Washington Post, 09.09.2001

von Sarah COHEN

Serie "Lost Children" Teil 1

Im Zeitraum von 1993 bis 2000 starben 229 D.C. Kinder, nachdem sie oder die Familien beim Child Protect System auffällig wurden und das System versagte. 40 Kinder starben, nachdem staatliche Mitarbeiter versäumten, präventive Maßnahmen vorzunehmen und sie in unsichere Familien bzw. Institutionen brachten. Ein solcher Fall ist der von NickiColma Spriggs, die im Alter von 15 Jahren im Hausflur eines Pflegeheims an Thanksgiving 1998 verstirbt.

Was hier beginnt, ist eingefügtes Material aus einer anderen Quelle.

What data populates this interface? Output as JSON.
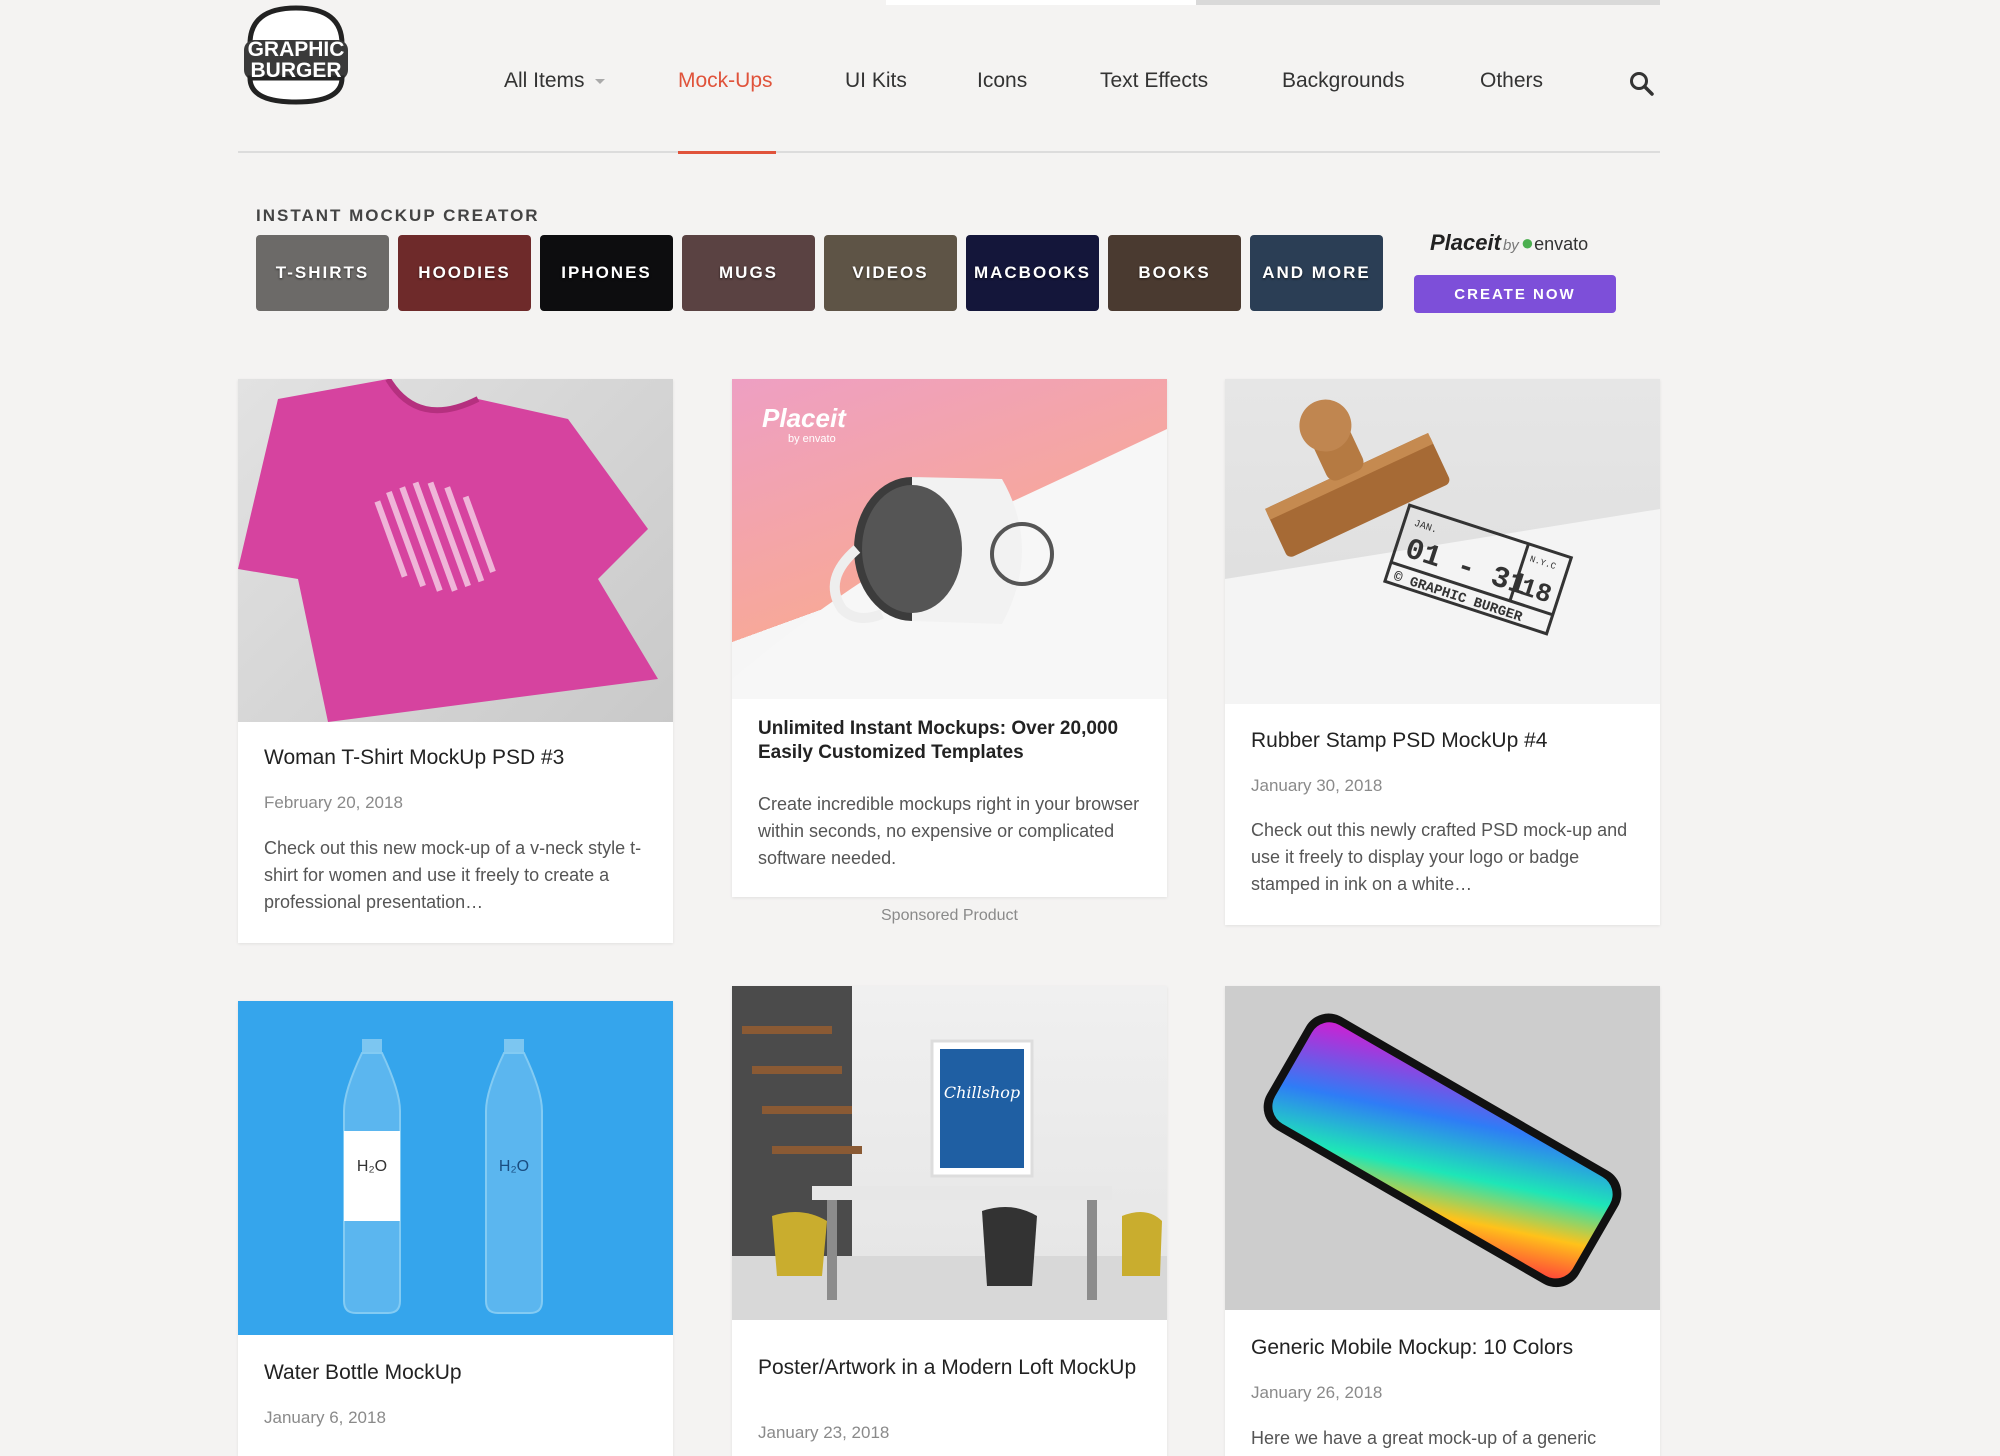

Ihre Leidensgeschichte beginnt 1990, als Nicki von Sozialarbeitern in Obhut genommen wird, weil ihre Mutter sie vernachlässigt. Das Mädchen ist geistig zurückgeblieben, kann nicht sprechen, nicht gehen, nicht alleine essen. Aufgrund der Behinderung lässt sich Nicki schlecht vermitteln und kommt schließlich in das Harbor Healthcare and Rehabilitation Center in Lewes. Die Zustände im Heim sind jedoch schlecht. Nicki wird auch hier nicht ausreichend verpflegt. Besuche von Sozialarbeitern, die offiziell das Mädchen betreuen und ihre Situation ändern könnten, bleiben aus. Keiner scheint sich für Nicki zu interessieren.

Am 11. Juni 1997 inspiziert ein Team der Pflegeheim-Behörde das Heim und hält die schlechten Zustände in einem 59 Seiten langen Bericht fest. Delwares Director of Public Health versucht jedoch die Tatsachen zu vertuschen und löscht 22 Seiten des Berichts, in denen die Misshandlungen der Patienten geschildert werden. Die Vertuschung missglückt und die vermeintlich gelöschten Seiten erregen großes Aufsehen in den Medien in Delaware. Erst jetzt bekommt auch Nickis Fall Aufmerksamkeit. Nachforschungen werden angestellt, Untersuchungsberichte durchforscht und die verantwortlichen Sozialarbeiter herangezogen – keiner will etwas gewusst haben.

Nickis Fall wird zur Priorität bei den Child and Family Services – dem Mädchen soll nun geholfen werden. Ärzte kommen zur Begutachtung und ordnen eine lebensnotwendige Rückenoperation an. Doch auch die zieht sich ewig hin und wird letztlich für den 2. Dezember 1998 angesetzt. Für Nicki ist die Hilfe zu spät. Sie verstirbt sechs Tage vor dem Operationstermin.

Mitarbeiter und Zuständige geben hinterher an, von nichts gewusst zu haben oder verweigern eine Stellungnahme. Das Pflegeheim reagiert mit der Schließung des Kindertraktes.